We have heard before that local authorities are not thinking about the carer; they are thinking about the person who is being cared for. That might well be what they should be doing, but is there a need for someone to visit, not inspect, and to support unpaid carers, whether they are family carers or friends, on a regular but not frequent basis, to ensure that somebody can be objective about the person they are caring for, and to see that all is well with them and with the carer too, because a lot of them feel they are just thrown to the wolves?
Tricia Nicoll: That is really hard. It is not quite how I see it. I would not be the person going to a carers’ group.
Baroness Jolly: My brother was living with just mum and the distances were silly.
Tricia Nicoll: I understand rurality. Before my mother lived with me she lived in a rural community in the south-west, and I was often the support there. It is different. Rurality is definitely an issue, but I struggle with the idea of rurality being an issue, rather than it being perhaps different for unpaid support. If social care support really supports the family unit in the broadest sense of the word, your issues will be dealt with. Does that make sense?
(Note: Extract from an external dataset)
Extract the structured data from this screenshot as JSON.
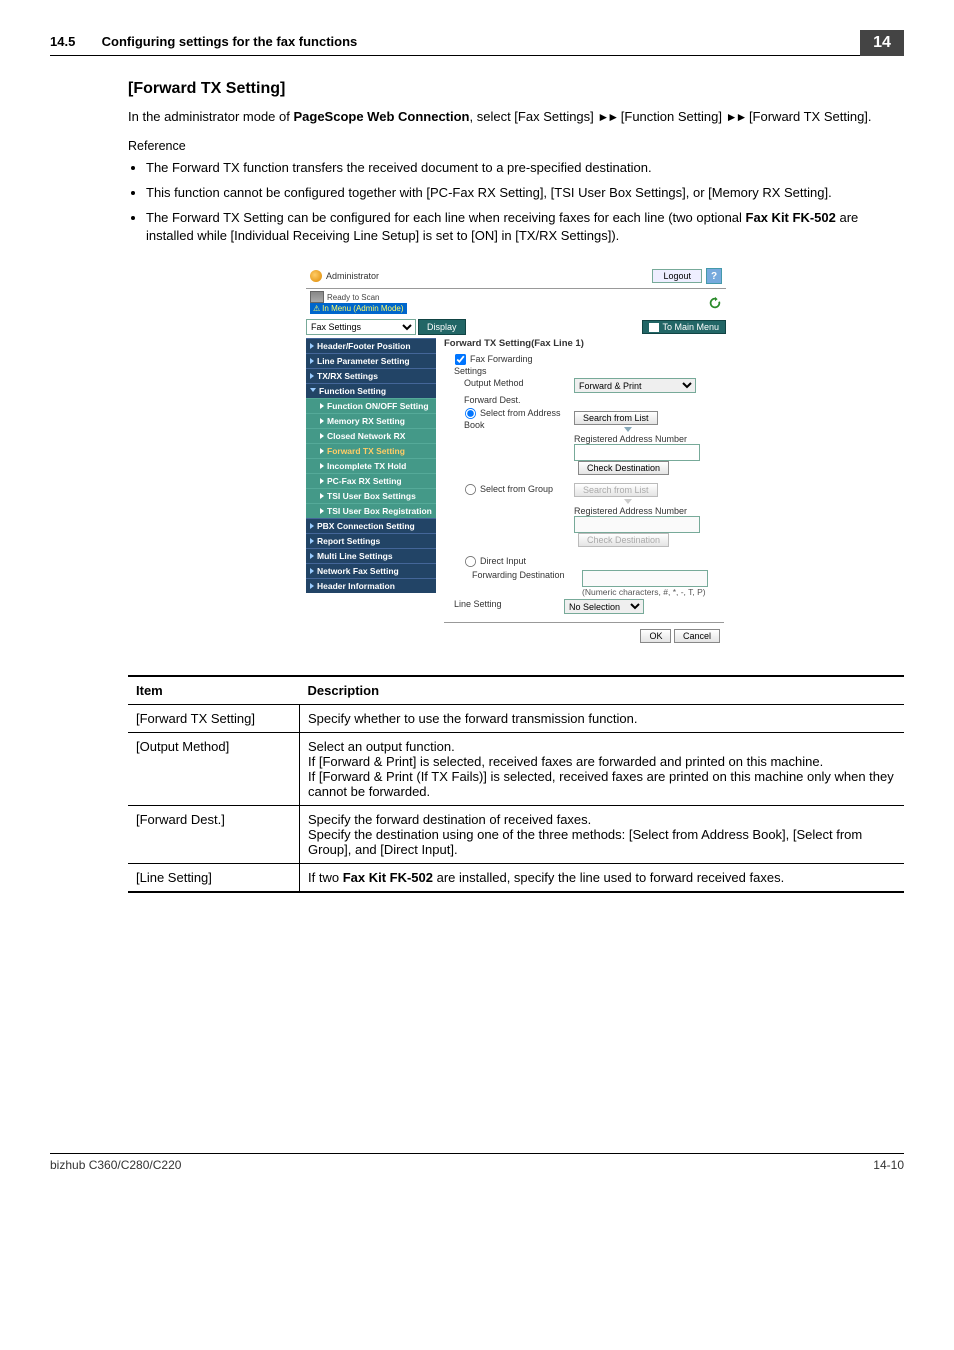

Rurality is a wholly different set of things. Distance is involved, as is isolation. That is true, but for me it is much more about whether the system of support considers family. There were times when there was always a separate social worker for my mum and a separate one for my daughter, and never the twain shall meet. I was in the middle saying, “Hello, I’m the family here”. It is the idea of respecting and thinking about family, and then the things you are talking about will be covered. Your brother would not have been in that situation because someone would have spotted that it was not working.
The Chair: Thank you very much indeed. We have come to the end of the session, and we are all rather reluctant to let you go because you have been wonderful witnesses, if I may use that term; we are struggling with language in all sorts of ways. It has been a privilege to hear of your experience and to have the clarity with which you have presented so much and the language you have used to challenge us. You have challenged us in many different ways this afternoon to look at things differently. If we could translate that and use those lenses, we would be doing something useful, and even significant. You have given us your knowledge and passion; it has come through in everything you said. It is so much to do with family relationships. You have put language and meaning around the fundamental questions you have raised, so we are extremely grateful to you. I am sure that this will not be the last time we engage with you.
Thank you, Tricia, thank you, Andy, and thank you, Sue for everything you have shared with us this afternoon and for illuminating so much that is very hard for us to understand, unless we are allowed to share it with you, and enabled to share it with you. Thank you very much indeed on behalf of everyone. Thanks to my colleagues for their excellent questions.